Après Noël 2008, à quelques jours de la fin de l’exposition, l’établissement public estimait « à 500 000 le nombre de visiteurs venus pour Koons » en cohérence avec les 250 000 annoncés fin octobre, pour finir par déclarer dans un communiqué, début janvier, tout bonnement le double, soit 960 000 visiteurs [1] ! Un grand n’importe quoi répercuté pourtant largement dans la presse, ce qui n’est pas le moins consternant.
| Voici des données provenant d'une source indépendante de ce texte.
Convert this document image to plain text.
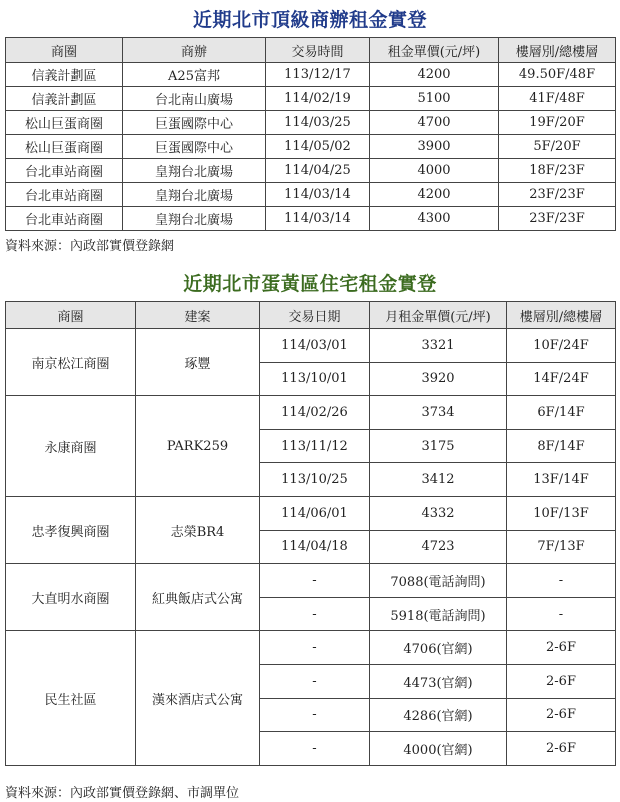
近期北市頂級商辦租金實登
商圈	商辦	交易時間	租金單價(元/坪)	樓層別/總樓層
信義計劃區	A25富邦	113/12/17	4200	49.50F/48F
信義計劃區	台北南山廣場	114/02/19	5100	41F/48F
松山巨蛋商圈	巨蛋國際中心	114/03/25	4700	19F/20F
松山巨蛋商圈	巨蛋國際中心	114/05/02	3900	5F/20F
台北車站商圈	皇翔台北廣場	114/04/25	4000	18F/23F
台北車站商圈	皇翔台北廣場	114/03/14	4200	23F/23F
台北車站商圈	皇翔台北廣場	114/03/14	4300	23F/23F
資料來源：內政部實價登錄網
近期北市蛋黃區住宅租金實登
商圈	建案	交易日期	月租金單價(元/坪)	樓層別/總樓層
南京松江商圈	琢豐	114/03/01	3321	10F/24F
		113/10/01	3920	14F/24F
永康商圈	PARK259	114/02/26	3734	6F/14F
		113/11/12	3175	8F/14F
		113/10/25	3412	13F/14F
忠孝復興商圈	志榮BR4	114/06/01	4332	10F/13F
		114/04/18	4723	7F/13F
大直明水商圈	紅典飯店式公寓	-	7088(電話詢問)	-
		-	5918(電話詢問)	-
民生社區	漢來酒店式公寓	-	4706(官網)	2-6F
		-	4473(官網)	2-6F
		-	4286(官網)	2-6F
		-	4000(官網)	2-6F
資料來源：內政部實價登錄網、市調單位
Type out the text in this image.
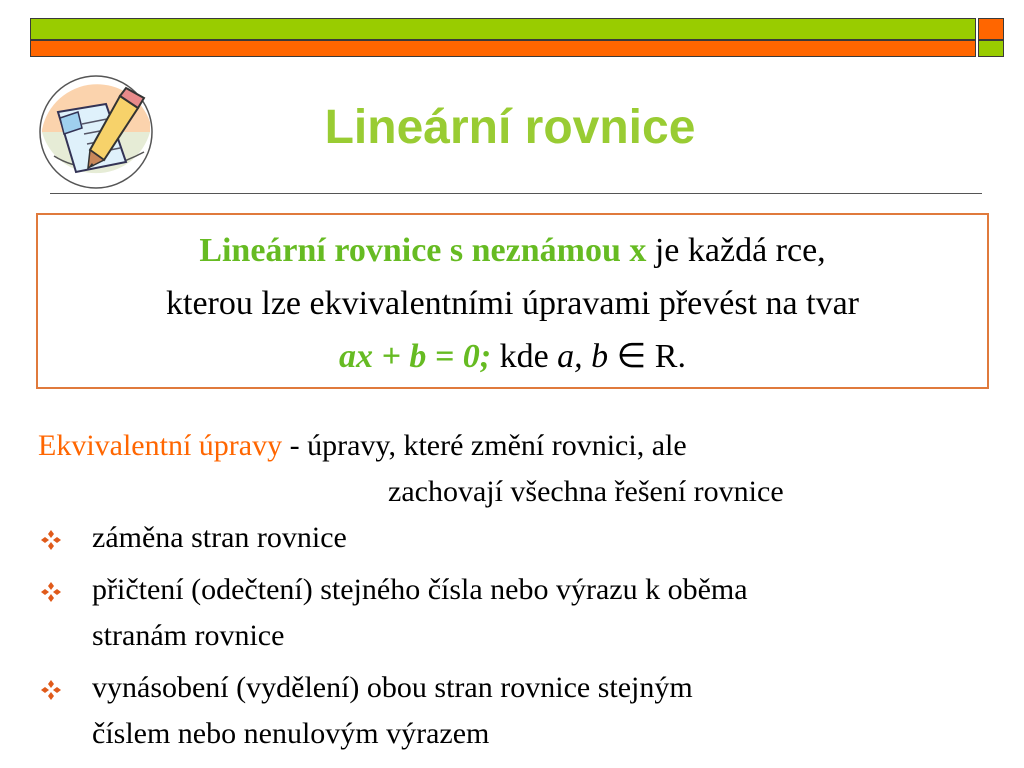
Lineární rovnice
Lineární rovnice s neznámou x je každá rce,
kterou lze ekvivalentními úpravami převést na tvar
ax + b = 0; kde a, b ∈ R.
Ekvivalentní úpravy - úpravy, které změní rovnici, ale
zachovají všechna řešení rovnice
záměna stran rovnice
přičtení (odečtení) stejného čísla nebo výrazu k oběma
stranám rovnice
vynásobení (vydělení) obou stran rovnice stejným
číslem nebo nenulovým výrazem
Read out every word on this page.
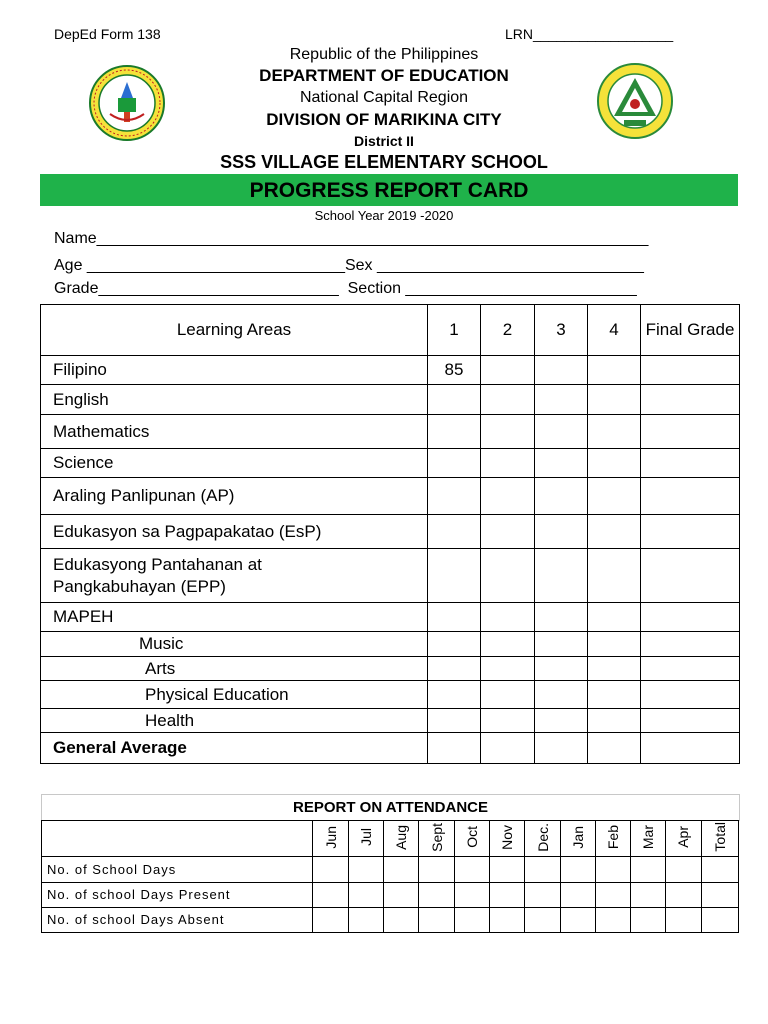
DepEd Form 138	LRN__________________
Republic of the Philippines
DEPARTMENT OF EDUCATION
National Capital Region
DIVISION OF MARIKINA CITY
District II
SSS VILLAGE ELEMENTARY SCHOOL
PROGRESS REPORT CARD
School Year 2019 -2020
Name______________________________________________________________
Age _____________________________Sex ______________________________
Grade___________________________  Section __________________________
Learning Areas	1	2	3	4	Final Grade
Filipino	85				
English					
Mathematics					
Science					
Araling Panlipunan (AP)					
Edukasyon sa Pagpapakatao (EsP)					
Edukasyong Pantahanan at Pangkabuhayan (EPP)					
MAPEH					
Music					
Arts					
Physical Education					
Health					
General Average					
REPORT ON ATTENDANCE
	Jun	Jul	Aug	Sept	Oct	Nov	Dec.	Jan	Feb	Mar	Apr	Total
No. of School Days												
No. of school Days Present												
No. of school Days Absent												
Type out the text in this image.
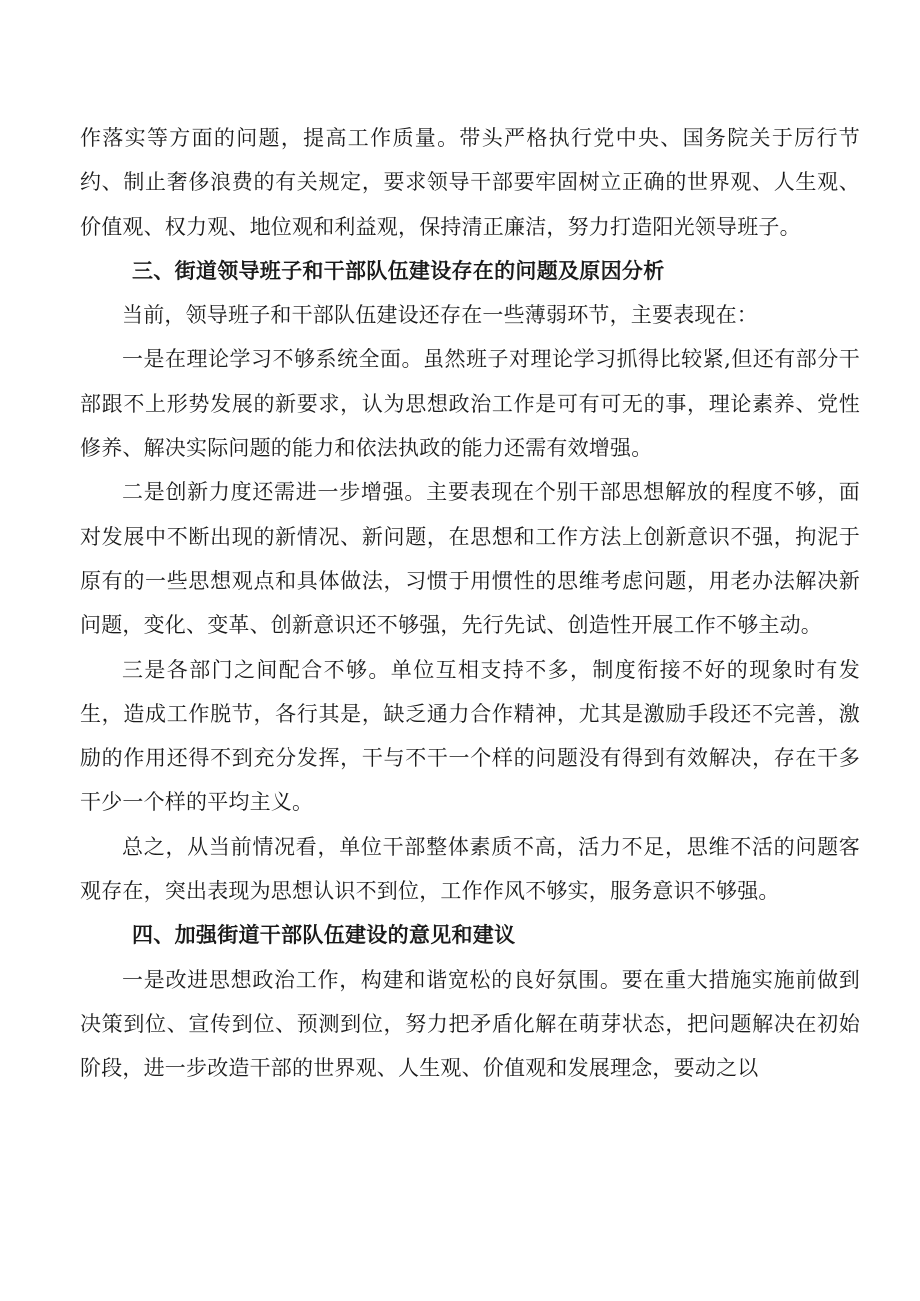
作落实等方面的问题，提高工作质量。带头严格执行党中央、国务院关于厉行节约、制止奢侈浪费的有关规定，要求领导干部要牢固树立正确的世界观、人生观、价值观、权力观、地位观和利益观，保持清正廉洁，努力打造阳光领导班子。

三、街道领导班子和干部队伍建设存在的问题及原因分析

当前，领导班子和干部队伍建设还存在一些薄弱环节，主要表现在：

一是在理论学习不够系统全面。虽然班子对理论学习抓得比较紧,但还有部分干部跟不上形势发展的新要求，认为思想政治工作是可有可无的事，理论素养、党性修养、解决实际问题的能力和依法执政的能力还需有效增强。

二是创新力度还需进一步增强。主要表现在个别干部思想解放的程度不够，面对发展中不断出现的新情况、新问题，在思想和工作方法上创新意识不强，拘泥于原有的一些思想观点和具体做法，习惯于用惯性的思维考虑问题，用老办法解决新问题，变化、变革、创新意识还不够强，先行先试、创造性开展工作不够主动。

三是各部门之间配合不够。单位互相支持不多，制度衔接不好的现象时有发生，造成工作脱节，各行其是，缺乏通力合作精神，尤其是激励手段还不完善，激励的作用还得不到充分发挥，干与不干一个样的问题没有得到有效解决，存在干多干少一个样的平均主义。

总之，从当前情况看，单位干部整体素质不高，活力不足，思维不活的问题客观存在，突出表现为思想认识不到位，工作作风不够实，服务意识不够强。

四、加强街道干部队伍建设的意见和建议

一是改进思想政治工作，构建和谐宽松的良好氛围。要在重大措施实施前做到决策到位、宣传到位、预测到位，努力把矛盾化解在萌芽状态，把问题解决在初始阶段，进一步改造干部的世界观、人生观、价值观和发展理念，要动之以
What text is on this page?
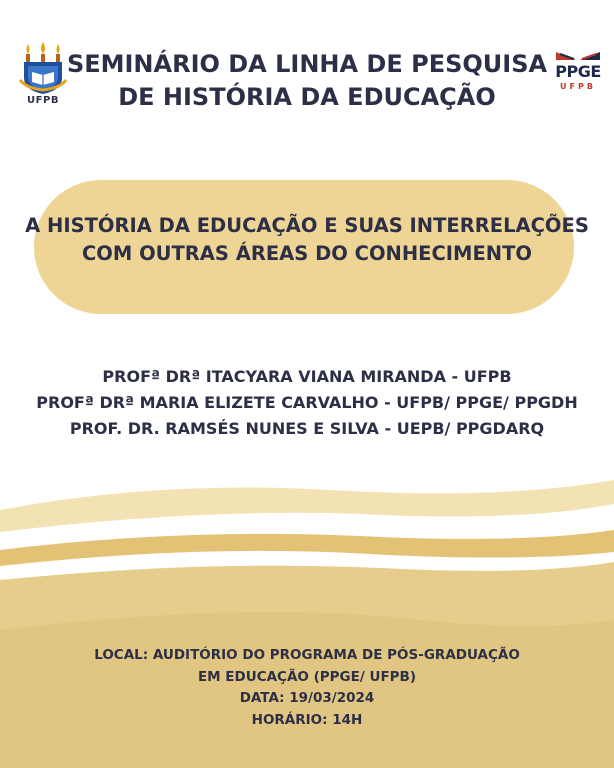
UFPB
SEMINÁRIO DA LINHA DE PESQUISA
DE HISTÓRIA DA EDUCAÇÃO
PPGE
UFPB
A HISTÓRIA DA EDUCAÇÃO E SUAS INTERRELAÇÕES
COM OUTRAS ÁREAS DO CONHECIMENTO
PROFª DRª ITACYARA VIANA MIRANDA - UFPB
PROFª DRª MARIA ELIZETE CARVALHO - UFPB/ PPGE/ PPGDH
PROF. DR. RAMSÉS NUNES E SILVA - UEPB/ PPGDARQ
LOCAL: AUDITÓRIO DO PROGRAMA DE PÓS-GRADUAÇÃO
EM EDUCAÇÃO (PPGE/ UFPB)
DATA: 19/03/2024
HORÁRIO: 14H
Aucun de ces chiffres n’est évidemment exact pour la simple et bonne raison que l’exposition n’a fait l’objet d’aucune tarification particulière puisque comprise gratuitement dans le billet d’entrée général. Dans ces conditions, il demeure impossible de distinguer les visiteurs venus spécialement pour l’événement des millions de touristes à 90% étrangers déferlant chaque année sur l’un des sites historiques les plus courus au monde. On peut raisonnablement supposer que l’essentiel y serait venu même sans Koons, rejoignant la masse des visiteurs annuels s’accroissant d’année en année (+ 26% depuis 2002) jusqu’à plus de cinq millions en 2007 [2].
DE LA PURE INTOX
Les chiffres de fréquentation de l’exposition Jeff Koons donnés par la direction du château de Versailles sont aussi crédibles que ceux qu’on attribuerait à une exposition se déroulant dans une station de métro. En l’absence de toute enquête menée auprès du public, il est franchement malhonnête d’attribuer le taux de fréquentation général d’un lieu attirant déjà les foules à un événement ponctuel s’y insérant gratuitement. Allant au bout de cette logique, la direction n’hésite pas à affirmer dans son communiqué triomphal que « le Split Rocker, présenté sur le parterre de l’Orangerie, a été admiré par plus d’1,1 million de personnes », ceux-ci s’étant simplement trouvés en sa présence en visitant les jardins ! La subtilité sémantique qui consiste à substituer les verbes voir ou admirer à celui de visiter qui suppose un acte volontaire n’est qu’un moyen habile pour abuser son monde. Avec succès semble-t-il. Mais sont-ce là des méthodes dignes d’un établissement culturel public ? Plutôt celles d’un supermarché ou d’une régie publicitaire [3].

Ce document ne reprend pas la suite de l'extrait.